I panted, staring at Hạnh on the ground, and suddenly realized I had done something terrible. But my pride stopped me from bending down to help her up. I turned my face away and left her sitting there clutching a pillow, trembling.

That night, Hạnh didn’t speak to me. She quietly cleared away the dishes, put our child to sleep, and lay with her back to me. In the dark I heard her stifled sobs and my heart ached, but my male pride made me pretend I didn’t hear.

In the days that followed, the distance between us grew. Hạnh spoke much less, and the softness in her eyes was gone. She still fulfilled her duties as wife and mother, but her smile had disappeared. I began to dread coming home because there was no longer any warmth to welcome me.

One afternoon, after picking our child up from school, Hạnh told me:
“I think we need time apart. I’m exhausted.”

I was dumbstruck and didn’t know how to keep her. Hạnh took our child to her parents’ house, leaving behind a cold home and a husband full of remorse.

Time passed, and I gradually came to understand the value of a simple meal. Boiled greens and fried tofu — it wasn’t carelessness, but my wife’s way of showing love and of holding on when she was overwhelmed by work and family. I had been blind and never saw that.

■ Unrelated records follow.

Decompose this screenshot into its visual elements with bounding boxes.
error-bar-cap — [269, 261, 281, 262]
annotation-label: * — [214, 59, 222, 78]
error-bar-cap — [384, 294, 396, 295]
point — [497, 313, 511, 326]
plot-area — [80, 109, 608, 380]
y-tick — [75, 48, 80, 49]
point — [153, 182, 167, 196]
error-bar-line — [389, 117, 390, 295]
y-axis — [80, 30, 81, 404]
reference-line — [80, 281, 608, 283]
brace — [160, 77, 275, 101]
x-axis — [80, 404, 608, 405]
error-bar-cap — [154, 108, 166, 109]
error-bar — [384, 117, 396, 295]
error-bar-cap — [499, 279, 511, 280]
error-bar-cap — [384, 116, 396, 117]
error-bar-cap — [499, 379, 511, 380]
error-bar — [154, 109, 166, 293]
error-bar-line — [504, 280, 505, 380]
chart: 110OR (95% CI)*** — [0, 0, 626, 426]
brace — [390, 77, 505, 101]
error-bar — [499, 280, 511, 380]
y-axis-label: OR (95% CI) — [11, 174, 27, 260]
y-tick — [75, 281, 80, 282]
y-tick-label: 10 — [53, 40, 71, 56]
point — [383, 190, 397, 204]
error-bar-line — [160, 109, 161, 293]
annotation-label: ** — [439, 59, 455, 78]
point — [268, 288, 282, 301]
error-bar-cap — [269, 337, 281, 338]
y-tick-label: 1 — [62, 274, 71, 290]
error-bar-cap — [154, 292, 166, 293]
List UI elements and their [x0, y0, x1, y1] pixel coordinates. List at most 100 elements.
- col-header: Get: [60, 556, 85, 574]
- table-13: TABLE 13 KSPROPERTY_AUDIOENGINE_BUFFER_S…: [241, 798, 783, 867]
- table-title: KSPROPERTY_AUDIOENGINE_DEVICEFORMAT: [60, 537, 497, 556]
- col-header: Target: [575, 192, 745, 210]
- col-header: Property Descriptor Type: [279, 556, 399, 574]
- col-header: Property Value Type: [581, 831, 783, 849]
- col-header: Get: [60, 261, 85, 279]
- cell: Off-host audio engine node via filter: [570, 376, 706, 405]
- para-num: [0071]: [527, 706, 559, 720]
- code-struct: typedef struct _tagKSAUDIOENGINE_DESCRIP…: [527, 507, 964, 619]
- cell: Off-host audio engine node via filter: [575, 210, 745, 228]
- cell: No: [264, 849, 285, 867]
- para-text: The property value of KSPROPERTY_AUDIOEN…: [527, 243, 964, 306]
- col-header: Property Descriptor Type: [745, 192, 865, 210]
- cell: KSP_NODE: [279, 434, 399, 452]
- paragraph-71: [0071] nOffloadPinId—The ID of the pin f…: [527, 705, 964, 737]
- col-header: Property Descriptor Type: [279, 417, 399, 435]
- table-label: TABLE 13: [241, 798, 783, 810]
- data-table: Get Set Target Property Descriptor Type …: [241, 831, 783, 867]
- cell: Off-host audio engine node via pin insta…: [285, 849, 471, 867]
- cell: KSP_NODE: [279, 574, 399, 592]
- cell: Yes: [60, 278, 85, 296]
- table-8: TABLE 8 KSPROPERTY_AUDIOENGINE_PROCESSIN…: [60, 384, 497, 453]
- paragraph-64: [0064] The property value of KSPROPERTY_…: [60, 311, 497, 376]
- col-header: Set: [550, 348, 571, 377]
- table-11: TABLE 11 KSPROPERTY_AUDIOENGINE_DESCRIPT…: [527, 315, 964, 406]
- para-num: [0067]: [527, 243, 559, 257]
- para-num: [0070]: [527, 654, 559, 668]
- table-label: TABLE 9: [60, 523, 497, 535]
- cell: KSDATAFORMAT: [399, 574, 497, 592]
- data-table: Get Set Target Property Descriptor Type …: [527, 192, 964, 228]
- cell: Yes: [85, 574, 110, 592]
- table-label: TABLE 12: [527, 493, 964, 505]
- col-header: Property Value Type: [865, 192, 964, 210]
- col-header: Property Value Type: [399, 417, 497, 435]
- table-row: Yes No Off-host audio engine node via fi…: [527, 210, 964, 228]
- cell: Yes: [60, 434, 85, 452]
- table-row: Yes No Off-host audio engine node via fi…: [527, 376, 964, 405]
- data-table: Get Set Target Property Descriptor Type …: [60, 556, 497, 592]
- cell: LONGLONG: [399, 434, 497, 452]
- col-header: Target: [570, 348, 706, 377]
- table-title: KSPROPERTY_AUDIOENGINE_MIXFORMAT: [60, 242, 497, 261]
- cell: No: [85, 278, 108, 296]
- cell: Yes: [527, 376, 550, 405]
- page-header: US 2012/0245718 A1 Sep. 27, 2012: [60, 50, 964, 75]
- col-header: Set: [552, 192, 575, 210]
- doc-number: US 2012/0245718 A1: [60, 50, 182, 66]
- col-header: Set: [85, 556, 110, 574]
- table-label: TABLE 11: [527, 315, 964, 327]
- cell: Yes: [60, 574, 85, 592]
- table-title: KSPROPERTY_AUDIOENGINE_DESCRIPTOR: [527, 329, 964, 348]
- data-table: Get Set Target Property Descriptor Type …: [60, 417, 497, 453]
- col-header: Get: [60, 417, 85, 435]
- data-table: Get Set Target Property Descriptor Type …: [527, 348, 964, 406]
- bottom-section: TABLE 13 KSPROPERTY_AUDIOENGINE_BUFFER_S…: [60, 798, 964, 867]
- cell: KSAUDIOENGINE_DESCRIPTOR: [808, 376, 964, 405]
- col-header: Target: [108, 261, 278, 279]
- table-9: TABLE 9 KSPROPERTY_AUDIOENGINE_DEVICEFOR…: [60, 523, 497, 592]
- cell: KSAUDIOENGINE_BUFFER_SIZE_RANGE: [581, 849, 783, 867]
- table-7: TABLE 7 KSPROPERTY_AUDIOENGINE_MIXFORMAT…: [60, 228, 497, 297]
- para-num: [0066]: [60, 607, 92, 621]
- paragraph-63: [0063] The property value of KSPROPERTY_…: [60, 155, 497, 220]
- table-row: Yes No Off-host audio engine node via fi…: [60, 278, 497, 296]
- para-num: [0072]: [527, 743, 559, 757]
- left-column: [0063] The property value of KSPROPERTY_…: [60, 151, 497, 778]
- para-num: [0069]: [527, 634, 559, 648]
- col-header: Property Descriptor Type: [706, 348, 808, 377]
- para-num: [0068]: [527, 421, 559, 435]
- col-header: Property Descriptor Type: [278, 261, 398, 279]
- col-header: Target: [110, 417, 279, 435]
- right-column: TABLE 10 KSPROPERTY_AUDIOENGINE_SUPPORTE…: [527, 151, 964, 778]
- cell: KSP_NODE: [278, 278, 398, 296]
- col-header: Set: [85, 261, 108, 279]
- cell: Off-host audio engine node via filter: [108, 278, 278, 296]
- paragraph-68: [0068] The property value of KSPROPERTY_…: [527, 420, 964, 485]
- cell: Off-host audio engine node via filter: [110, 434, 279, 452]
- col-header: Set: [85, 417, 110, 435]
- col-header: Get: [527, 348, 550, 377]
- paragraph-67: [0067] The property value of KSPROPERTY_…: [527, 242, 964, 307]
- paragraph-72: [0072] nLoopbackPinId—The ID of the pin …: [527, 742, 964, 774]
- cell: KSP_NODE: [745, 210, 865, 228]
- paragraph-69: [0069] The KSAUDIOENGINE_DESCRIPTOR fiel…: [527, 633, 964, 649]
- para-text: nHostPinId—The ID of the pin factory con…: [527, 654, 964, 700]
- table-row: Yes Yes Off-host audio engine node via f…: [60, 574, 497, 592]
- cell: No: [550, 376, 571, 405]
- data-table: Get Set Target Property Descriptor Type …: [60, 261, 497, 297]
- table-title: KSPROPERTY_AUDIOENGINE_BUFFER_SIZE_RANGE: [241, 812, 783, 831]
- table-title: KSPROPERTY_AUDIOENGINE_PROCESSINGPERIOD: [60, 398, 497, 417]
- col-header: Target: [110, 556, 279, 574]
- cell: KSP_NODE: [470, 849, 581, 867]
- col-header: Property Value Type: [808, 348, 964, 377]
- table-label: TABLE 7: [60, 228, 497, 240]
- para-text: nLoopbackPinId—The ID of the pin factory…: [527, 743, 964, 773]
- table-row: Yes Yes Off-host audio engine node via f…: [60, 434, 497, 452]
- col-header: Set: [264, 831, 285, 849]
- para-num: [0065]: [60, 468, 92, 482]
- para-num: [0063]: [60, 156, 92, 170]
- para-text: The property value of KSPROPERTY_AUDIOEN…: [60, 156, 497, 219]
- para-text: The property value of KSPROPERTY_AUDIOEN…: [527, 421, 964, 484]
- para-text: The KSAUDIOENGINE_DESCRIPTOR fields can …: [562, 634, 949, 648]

My mother, too, was remorseful. She sighed:
“Son, I scolded your wife because I worry about you, but the greatest fault lies with you. A man who hits his wife can never keep his family.”

Hearing those words, I felt even more regret. That thoughtless kick hadn’t only knocked my wife down — it had smashed our family.

Many times I went to my in-laws’ house hoping to apologize, but Hạnh remained silent. The eyes that once looked at me with complete love were now cold and distant. My son clung to his mother, looking at me with a mixture of anger and fear.

At night I tossed and turned. The image of my wife falling to the floor, our child crying beside her, haunted me. I only wished I could go back and control my anger — to reach out and catch her instead of kicking her. But life doesn’t have an “if only.”

Now I still live in that house, but the laughter is gone. Boiled greens and tofu — those simple dishes — have become an obsession, a lifelong reminder of my blind temper. I regret it to my bones: in one moment of impulse I lost everything.